I've been going over many material in classification algorithms, and it seems that under the constraint that the covariance matrices are the same for a two-class problem then classifying a vector $x$ to $C_1$ or $C_2$ will depend on:
$(\mu_1-\mu_2)^T|\sum|^{-1}x-(1/2)(\mu_1-\mu_2)^T|\sum|^{-1}(\mu_1-\mu_2)>Ln(\frac{p(C_2)}{p(C_1)})$
where $\mu_i$ and $\sum_i$ are the mean and covariance matrices of $C_i$. Note that given the assumption $\sum_1 = \sum_2 =\sum$. My first question is under what rule should I calculate $\sum$? In some texts I see that standard practice is to perform a weighted average on $\sum_1$ and $\sum_2$. In other cases, I just see that $\sum$ might as well be the identity matrix $I$, given that all the features in the vector are independent.

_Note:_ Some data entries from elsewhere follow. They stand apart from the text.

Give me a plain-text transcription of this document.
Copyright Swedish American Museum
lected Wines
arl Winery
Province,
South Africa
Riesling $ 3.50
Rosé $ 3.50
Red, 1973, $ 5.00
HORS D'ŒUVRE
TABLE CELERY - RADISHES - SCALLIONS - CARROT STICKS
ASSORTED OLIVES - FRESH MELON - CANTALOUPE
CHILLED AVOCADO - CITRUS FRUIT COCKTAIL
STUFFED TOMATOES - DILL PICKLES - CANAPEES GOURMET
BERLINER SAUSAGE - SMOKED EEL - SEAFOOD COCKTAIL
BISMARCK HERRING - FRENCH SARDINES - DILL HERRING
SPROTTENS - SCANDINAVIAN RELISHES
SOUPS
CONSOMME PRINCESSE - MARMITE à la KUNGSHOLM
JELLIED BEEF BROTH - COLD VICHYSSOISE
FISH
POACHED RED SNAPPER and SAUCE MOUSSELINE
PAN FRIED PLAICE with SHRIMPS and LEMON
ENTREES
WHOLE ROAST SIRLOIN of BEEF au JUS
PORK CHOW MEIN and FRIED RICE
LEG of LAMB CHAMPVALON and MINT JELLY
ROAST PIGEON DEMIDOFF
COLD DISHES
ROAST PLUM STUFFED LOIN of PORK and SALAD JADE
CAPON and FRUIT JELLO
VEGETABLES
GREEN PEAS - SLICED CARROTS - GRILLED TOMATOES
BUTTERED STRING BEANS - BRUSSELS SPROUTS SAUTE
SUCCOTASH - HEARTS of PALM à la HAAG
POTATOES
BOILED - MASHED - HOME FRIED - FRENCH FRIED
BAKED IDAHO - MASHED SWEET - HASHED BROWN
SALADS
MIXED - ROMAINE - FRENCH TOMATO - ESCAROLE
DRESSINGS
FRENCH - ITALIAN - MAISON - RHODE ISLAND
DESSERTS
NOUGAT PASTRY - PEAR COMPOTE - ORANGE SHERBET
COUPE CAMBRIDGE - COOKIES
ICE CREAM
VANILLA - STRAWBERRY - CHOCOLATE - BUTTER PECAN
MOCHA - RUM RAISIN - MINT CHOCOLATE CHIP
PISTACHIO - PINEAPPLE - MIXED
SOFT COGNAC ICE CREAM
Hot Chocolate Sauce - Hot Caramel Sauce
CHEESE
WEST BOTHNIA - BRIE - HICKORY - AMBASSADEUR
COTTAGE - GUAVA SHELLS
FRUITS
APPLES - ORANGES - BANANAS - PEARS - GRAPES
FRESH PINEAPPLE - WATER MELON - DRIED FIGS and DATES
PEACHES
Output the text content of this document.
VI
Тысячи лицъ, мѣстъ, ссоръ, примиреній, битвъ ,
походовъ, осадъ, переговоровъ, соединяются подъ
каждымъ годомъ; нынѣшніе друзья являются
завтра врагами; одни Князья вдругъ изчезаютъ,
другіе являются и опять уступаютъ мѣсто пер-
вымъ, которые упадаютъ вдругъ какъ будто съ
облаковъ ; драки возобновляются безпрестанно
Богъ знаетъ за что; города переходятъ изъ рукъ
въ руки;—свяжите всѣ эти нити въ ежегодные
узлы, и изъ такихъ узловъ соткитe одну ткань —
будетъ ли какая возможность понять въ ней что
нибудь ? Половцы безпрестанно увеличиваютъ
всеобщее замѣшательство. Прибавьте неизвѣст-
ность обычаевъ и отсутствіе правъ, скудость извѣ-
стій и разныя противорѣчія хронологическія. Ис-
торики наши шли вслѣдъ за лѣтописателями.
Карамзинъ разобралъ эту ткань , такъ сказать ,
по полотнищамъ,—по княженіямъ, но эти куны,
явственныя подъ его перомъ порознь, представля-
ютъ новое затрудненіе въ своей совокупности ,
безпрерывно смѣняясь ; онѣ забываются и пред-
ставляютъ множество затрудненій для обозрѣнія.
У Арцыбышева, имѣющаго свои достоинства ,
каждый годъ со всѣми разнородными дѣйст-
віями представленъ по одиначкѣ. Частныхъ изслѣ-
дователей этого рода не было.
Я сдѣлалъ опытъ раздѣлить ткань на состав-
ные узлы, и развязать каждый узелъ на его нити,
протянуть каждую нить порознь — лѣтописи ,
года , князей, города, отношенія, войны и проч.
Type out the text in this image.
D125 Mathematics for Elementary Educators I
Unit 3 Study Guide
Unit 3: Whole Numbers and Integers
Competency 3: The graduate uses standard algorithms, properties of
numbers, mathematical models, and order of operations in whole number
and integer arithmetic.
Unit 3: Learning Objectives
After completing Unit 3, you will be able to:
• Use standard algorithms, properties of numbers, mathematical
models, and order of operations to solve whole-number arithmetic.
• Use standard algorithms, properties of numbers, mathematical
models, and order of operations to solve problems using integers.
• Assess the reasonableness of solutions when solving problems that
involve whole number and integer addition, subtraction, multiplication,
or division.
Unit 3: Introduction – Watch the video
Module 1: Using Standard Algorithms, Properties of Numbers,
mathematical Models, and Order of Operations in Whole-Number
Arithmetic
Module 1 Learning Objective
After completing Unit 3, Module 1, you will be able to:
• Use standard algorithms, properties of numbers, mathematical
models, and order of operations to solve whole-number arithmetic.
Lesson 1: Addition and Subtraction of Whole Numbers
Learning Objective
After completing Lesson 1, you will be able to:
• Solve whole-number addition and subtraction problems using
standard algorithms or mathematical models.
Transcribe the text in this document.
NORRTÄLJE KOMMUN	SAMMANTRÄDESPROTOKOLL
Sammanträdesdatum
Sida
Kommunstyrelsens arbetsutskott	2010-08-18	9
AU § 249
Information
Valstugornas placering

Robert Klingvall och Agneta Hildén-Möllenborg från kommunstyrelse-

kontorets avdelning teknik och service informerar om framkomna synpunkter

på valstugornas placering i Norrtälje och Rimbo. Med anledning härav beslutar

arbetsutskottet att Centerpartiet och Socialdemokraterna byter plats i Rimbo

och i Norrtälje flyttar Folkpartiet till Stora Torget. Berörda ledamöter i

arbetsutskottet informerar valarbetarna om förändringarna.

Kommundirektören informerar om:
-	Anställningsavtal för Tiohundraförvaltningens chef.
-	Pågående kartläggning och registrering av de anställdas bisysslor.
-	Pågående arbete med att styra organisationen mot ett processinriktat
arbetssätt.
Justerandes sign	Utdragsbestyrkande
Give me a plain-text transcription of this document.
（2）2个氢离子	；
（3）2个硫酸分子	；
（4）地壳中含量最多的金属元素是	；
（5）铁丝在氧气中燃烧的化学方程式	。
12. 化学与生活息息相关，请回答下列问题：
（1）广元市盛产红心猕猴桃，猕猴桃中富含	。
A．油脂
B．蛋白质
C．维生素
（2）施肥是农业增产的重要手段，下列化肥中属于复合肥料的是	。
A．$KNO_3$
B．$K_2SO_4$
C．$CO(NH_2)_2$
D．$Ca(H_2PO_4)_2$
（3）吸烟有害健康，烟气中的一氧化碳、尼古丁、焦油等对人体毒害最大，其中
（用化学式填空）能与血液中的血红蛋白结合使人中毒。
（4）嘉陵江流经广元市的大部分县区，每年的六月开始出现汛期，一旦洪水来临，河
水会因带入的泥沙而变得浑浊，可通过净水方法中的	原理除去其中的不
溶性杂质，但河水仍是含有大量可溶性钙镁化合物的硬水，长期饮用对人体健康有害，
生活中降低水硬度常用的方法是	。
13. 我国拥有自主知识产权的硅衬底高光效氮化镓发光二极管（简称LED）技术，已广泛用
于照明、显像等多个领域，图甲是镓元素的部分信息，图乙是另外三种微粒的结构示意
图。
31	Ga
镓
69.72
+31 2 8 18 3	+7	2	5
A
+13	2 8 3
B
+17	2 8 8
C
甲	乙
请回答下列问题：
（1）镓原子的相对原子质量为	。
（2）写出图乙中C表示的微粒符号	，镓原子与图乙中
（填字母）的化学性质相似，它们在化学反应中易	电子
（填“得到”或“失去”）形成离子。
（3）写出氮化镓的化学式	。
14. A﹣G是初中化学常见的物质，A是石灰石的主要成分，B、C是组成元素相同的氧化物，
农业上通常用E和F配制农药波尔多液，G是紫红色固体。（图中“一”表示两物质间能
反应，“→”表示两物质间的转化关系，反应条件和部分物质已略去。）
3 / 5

My second question is that the limit for calculating the decision boundary for the Bayesian classifier with the previous equation seems straightforward. However, it does not look so clear for Fisher's LDA (unless I'm missing something).
The Fisher LDA constraint wants us to spread interclass means and reduce variance, and this leads us to optimize $J(w)$, where:
$J(w) = \frac{w^T S_B(w) w}{w^T S_W(w) w}$
leading us to $w \propto |S_w|^{-1}(\mu_1-\mu_2)$, for the classification rule:
$y=w^T x + w_0$, where if $y\geq 0, x\rightarrow C_1$, and $x\in C_2$ otherwise.
Thus, how do I calculate $w_0$? I can try to find it through a "Bayesian = LDA" equivalence by making $w = k S_w^{-1} (\mu_1-\mu_2)$:
$w_0 = (k/2)(\mu_1-\mu_2)^T|\sum|^{-1}(\mu_2-\mu_1)$
but now $w_0$ depends on my auxiliary constant $k$, or am I supposed to go with manually fine tuning $w_0$ for best performance on my validation data?